Changing the narrative around muslim women
Dhia Istiqamah // Contributor
What does the world really want from Muslim women? Sometimes it’s hard to pinpoint.
In Western society, the hijab and women who wear it are constantly politicized. We’re expected to prove that we are are empowered and autonomous, yet scrutinized and questioned for doing so. We are always either too covered or not covered enough, too extreme or too progressive. But our existence shouldn’t be a perpetual source of controversy – we shouldn’t have to defend our every action, simply for being in the public eye.
Last year, Noor Tagouri, a young Muslim Libyan-American who pioneers as the first American hijabi news anchor, made world-wide headlines after appearing in Playboy magazine. Tagouri broke the Playboy stereotype by being covered hear-to-toe in accordance to the Islamic standard of modesty. Yet, rather than discussion about her work as a journalist and activist, she received a lot of public backlash and criticism, largely in the form of slutshaming and disapproval for her choice to work with Playboy. Was her intention of representing Muslim women in the media really worth the controversy?
I can disagree with Playboy magazine’s famous history of exploiting women’s bodies and question their attempt to rebrand themselves as an empowering force, but still respect Tagouri’s choice to use the platform to affect change. It was appalling to see the disrespectful responses and slutshaming that Tagouri received.

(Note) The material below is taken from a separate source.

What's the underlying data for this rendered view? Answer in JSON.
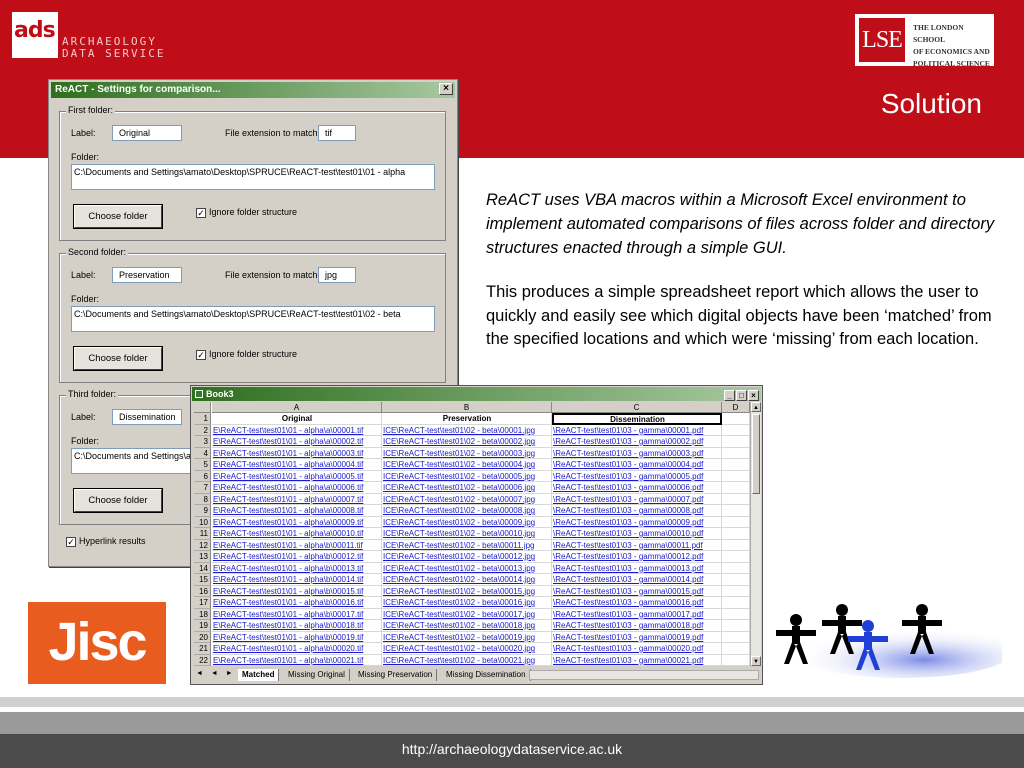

In pop culture, many hijabi women are trying to showcase themselves to the world in a way that’s different from how they’ve been portrayed. But in everyday life, the hijab is still far too often mistaken as an invitation for complete strangers to impose their ideas about your existence and lifestyle on you.

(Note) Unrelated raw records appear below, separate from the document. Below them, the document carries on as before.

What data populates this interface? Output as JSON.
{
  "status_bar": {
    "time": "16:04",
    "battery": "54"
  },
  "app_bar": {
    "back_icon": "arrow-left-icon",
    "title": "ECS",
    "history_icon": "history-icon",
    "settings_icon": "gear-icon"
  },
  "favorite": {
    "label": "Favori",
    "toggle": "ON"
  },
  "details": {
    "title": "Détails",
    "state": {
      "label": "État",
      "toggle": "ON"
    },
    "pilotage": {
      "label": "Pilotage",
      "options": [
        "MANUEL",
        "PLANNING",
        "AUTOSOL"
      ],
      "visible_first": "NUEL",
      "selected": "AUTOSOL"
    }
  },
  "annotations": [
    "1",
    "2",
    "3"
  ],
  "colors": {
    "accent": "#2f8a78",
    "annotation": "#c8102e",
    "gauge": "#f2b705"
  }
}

When people question constantly whether a hibaji woman’s parents (specifically, their fathers) forced them to wear the hijab, it can feel like there’s a “correct” answer that we have to give to pass a test. It’s no lie that most women who wear the hijab likely do so because they grew up in religious surroundings, but it seems people forget that the way anybody thinks, acts and presents themselves is naturally influenced by their parents’ upbringing.
I chose to wear the hijab myself, but it’s fair and logical to state that my choices are influenced by my parents’ teachings. Regardless, when hijabis are continually expected to defend themselves and their choice to wear it, it can feel like no answer is good enough. We shouldn’t have to strongly defend that it was our own choice to prove that we aren’t oppressed, just because it makes someone else more comfortable.
Last year, I collaborated with my school to participate in a “World Hijab Day” event on campus – a fairly liberal environment – to promote understanding about the tradition and facilitate cultural exchange. Yet the event received backlash when many students thought that it was to impose the idea of wearing a hijab. Others expressed that Westerners shouldn’t imitate other cultures’ traditions or participate in cultural appropriation (never mind what the student who actually wears a hijab thought). Ironically, the hijab is a practice that isn’t limited to any race or ethnicity – it can be practiced by anybody, anywhere around the world. Either way, the public perception couldn’t move beyond judgement and scrutiny.
I also recently began working at Victoria’s Secret. The typical response to this is people thinking that my goal is to make a political statement about their branding style, which some people may see as degrading towards women. In reality, just like many of my peers at this stage in life, I only wanted a job that pays well and a supportive environment.
When, as a society, will we be ready to shift the focus from the hijab to the actual person? Let’s stop asking women who wear the hijab to speak for all hijabi women – to explain themselves for simply existing. We can change the way we look at Muslim women and see them for who they really are – humans.